Terra’s troubles started on May 9 when the price of the UST stablecoin began to fall dramatically. Due to the way algorithmic stablecoins work, this caused a huge increase in the supply of the associated Luna cryptocurrency token, which trades against UST to balance the price.
Putting Luna tokens into circulation or removing them was previously sufficient to maintain a consistent price for UST. But the magnitude of the price drop and the corresponding amount of minted Luna — the supply has more than tripled in a matter of days — sent the two pegged cryptocurrencies into a “death spiral” from which neither has been able to recover.
Currently, UST is trading at about 40 cents instead of $1; and Luna’s value has almost completely wiped out, from $100 to about 1 cent.
Terra’s Nightmare Week clearly shows that stablecoins, which in theory should maintain a fixed price, could in reality be heavily influenced by larger cryptocurrency market moves — and in turn affect those moves.
Terra is not the only stablecoin experiencing problems in the wake of the cryptocurrency’s downturn. Tether’s USDT stablecoin, the largest in circulation, fell well below the dollar peg and traded at 95 cents on some exchanges on Thursday morning, though the price has since recovered. The measures were so significant that Treasury Secretary Janet Yellen considered reassuring the US House Committee on Financial Services that the events did not pose a significant risk to financial markets as a whole.

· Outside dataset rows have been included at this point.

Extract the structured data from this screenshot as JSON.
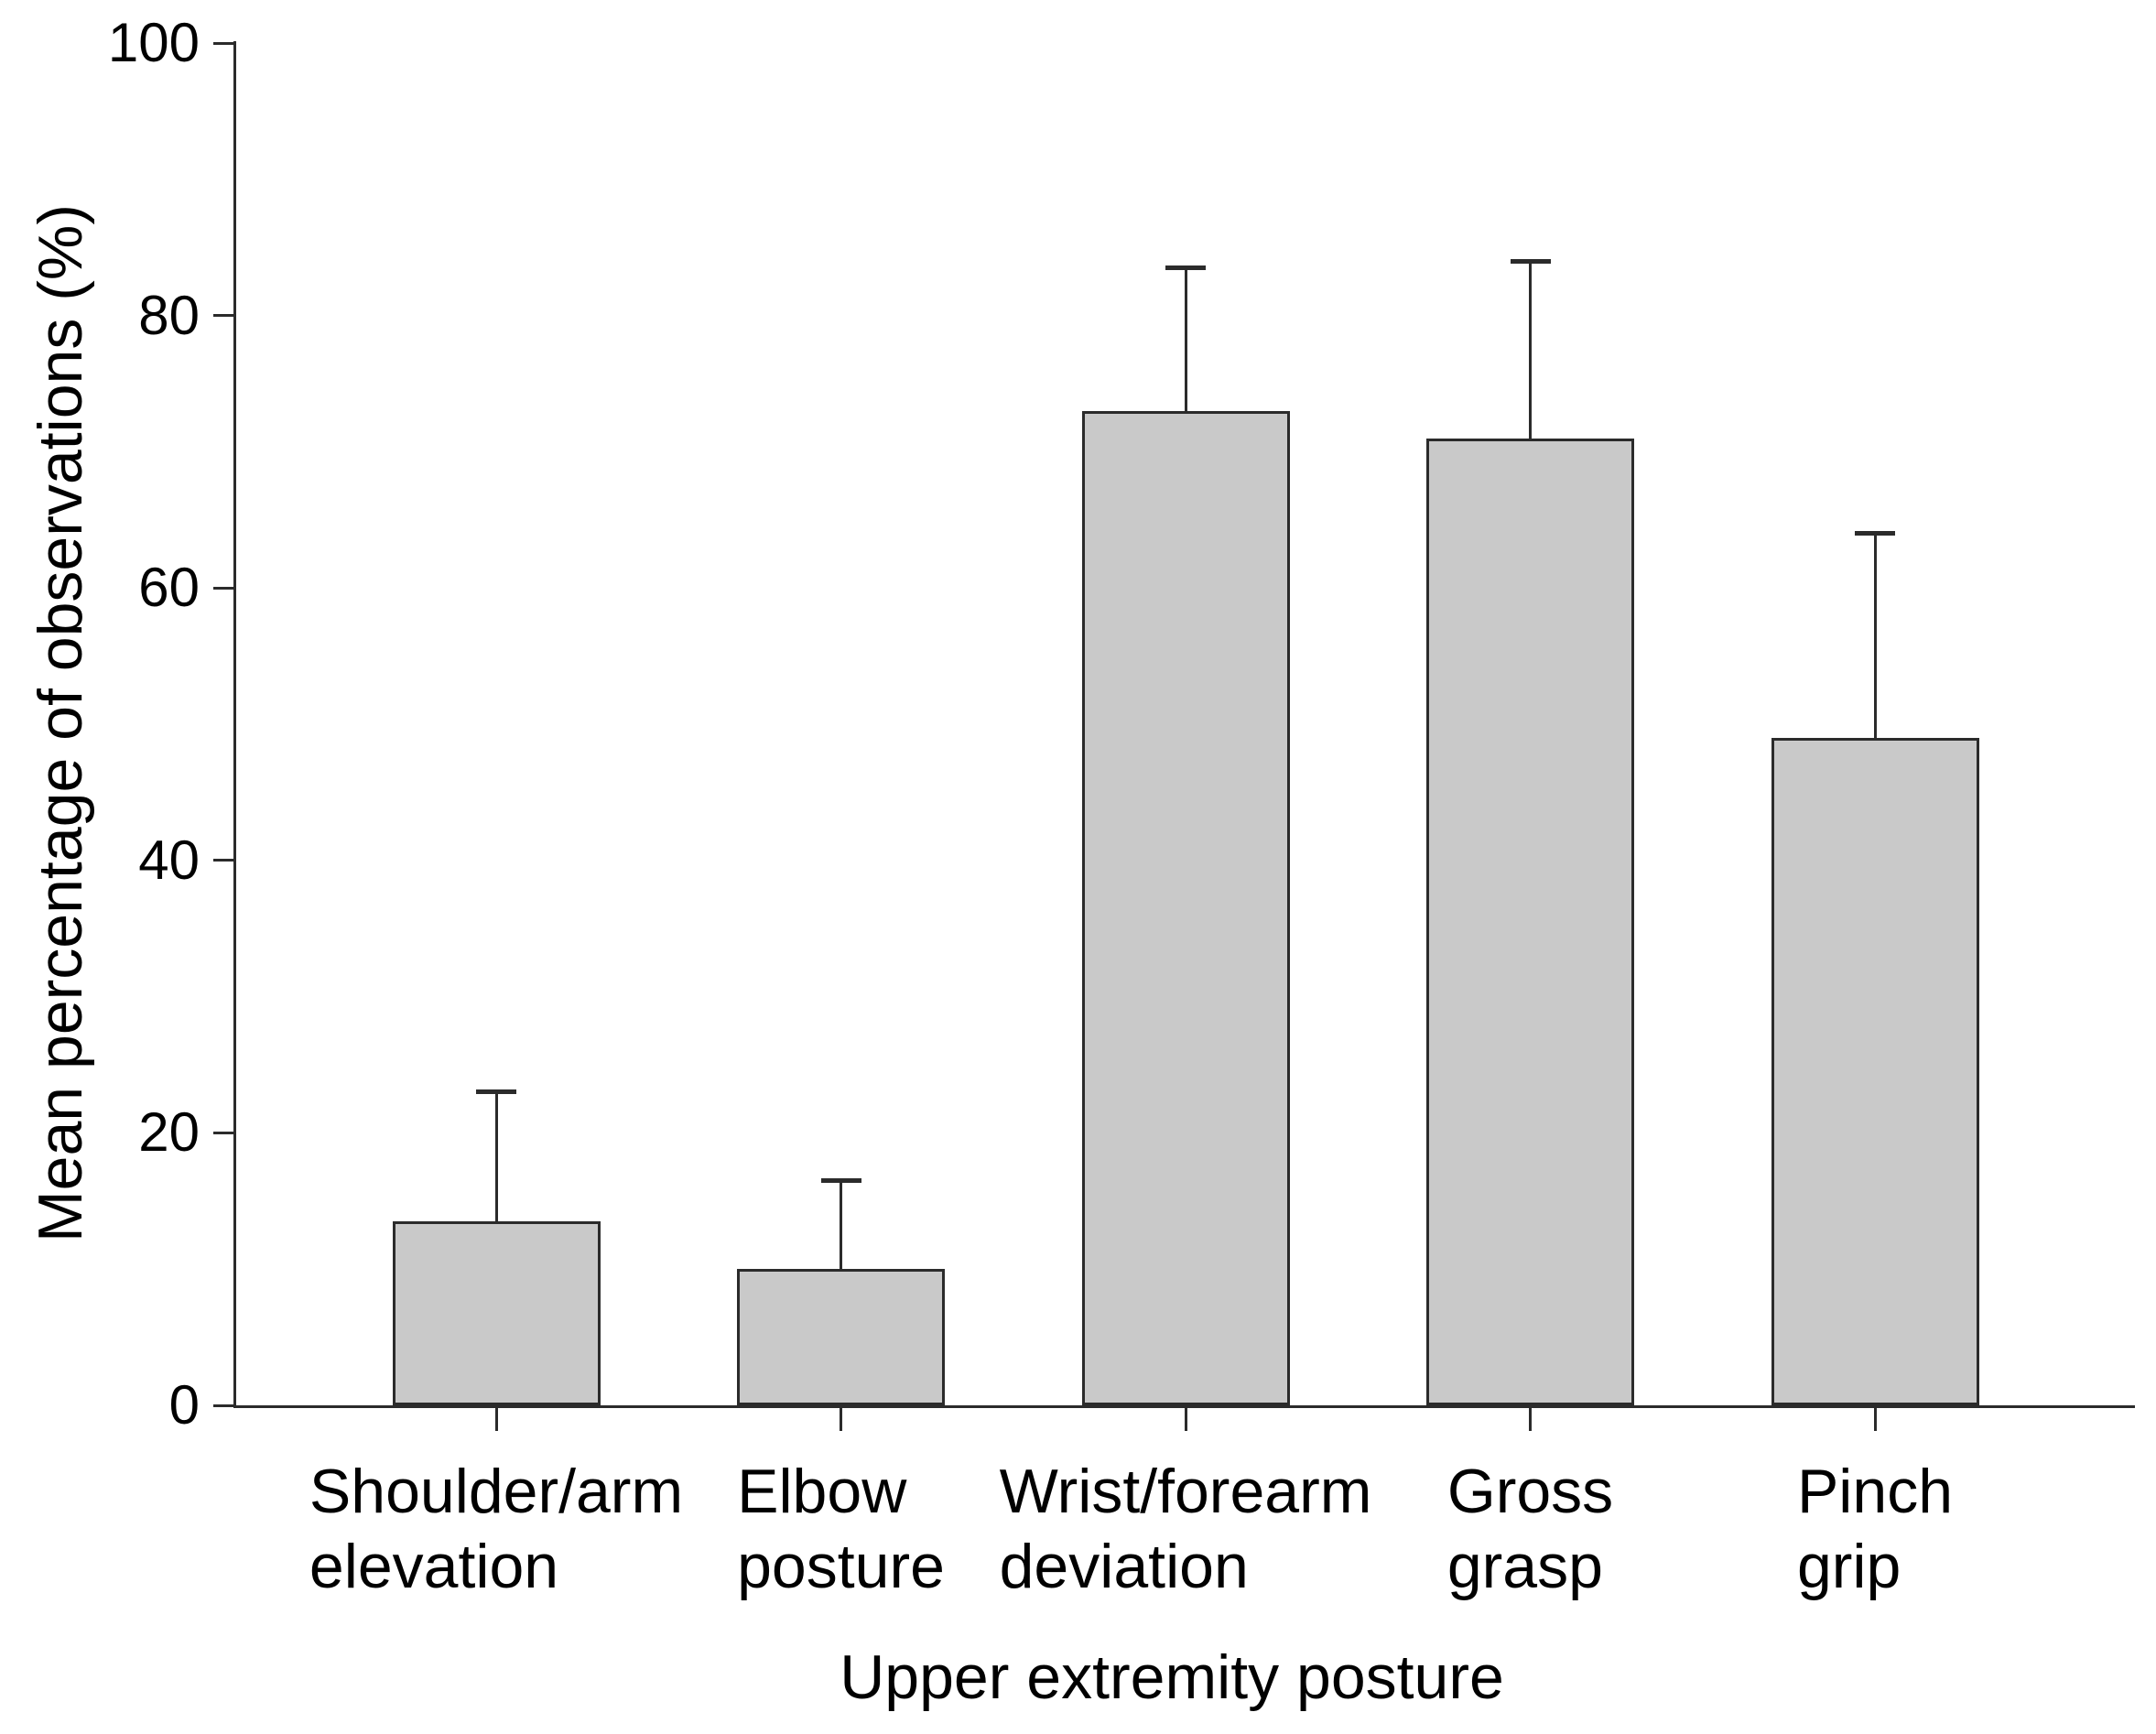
{
  "chart_data": {
    "type": "bar",
    "title": "",
    "xlabel": "Upper extremity posture",
    "ylabel": "Mean percentage of observations (%)",
    "categories": [
      "Shoulder/arm\nelevation",
      "Elbow\nposture",
      "Wrist/forearm\ndeviation",
      "Gross\ngrasp",
      "Pinch\ngrip"
    ],
    "values": [
      13.5,
      10,
      73,
      71,
      49
    ],
    "upper_errors": [
      9.5,
      6.5,
      10.5,
      13,
      15
    ],
    "error_bar_tops": [
      23,
      16.5,
      83.5,
      84,
      64
    ],
    "y_ticks": [
      0,
      20,
      40,
      60,
      80,
      100
    ],
    "ylim": [
      0,
      100
    ],
    "grid": false,
    "legend_position": "none",
    "bar_fill_color": "#c9c9c9",
    "bar_edge_color": "#2b2b2b",
    "axis_color": "#2b2b2b",
    "text_color": "#000000",
    "background_color": "#ffffff"
  }
}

Still, the sudden drop is a reminder that the economy behind most stablecoins is still highly experimental. “There are fiat-backed stablecoins, but people think this is too simple – in the web3 and blockchain world, they want to create big, new ideas and innovations,” Gu said. “That is why so much research is being done on whether it is possible to use algorithms to generate a stablecoin, but so far there are no fully convincing solutions.”
Terra’s future is uncertain, but the sheer amount of unredeemed Terra Coins poses a huge problem for the project. As more coin holders try to cash out, they are likely to devalue the supply of Luna tokens even further, causing BloombergMatt Levine’s described as “a death spiral.”
But Gu is still cautiously optimistic about the broader future for stablecoins. “The crash shows that people have overestimated what can be done with blockchain and web3 in a short period of time,” he says, “but they still underestimate what can be done in five or 10 years.”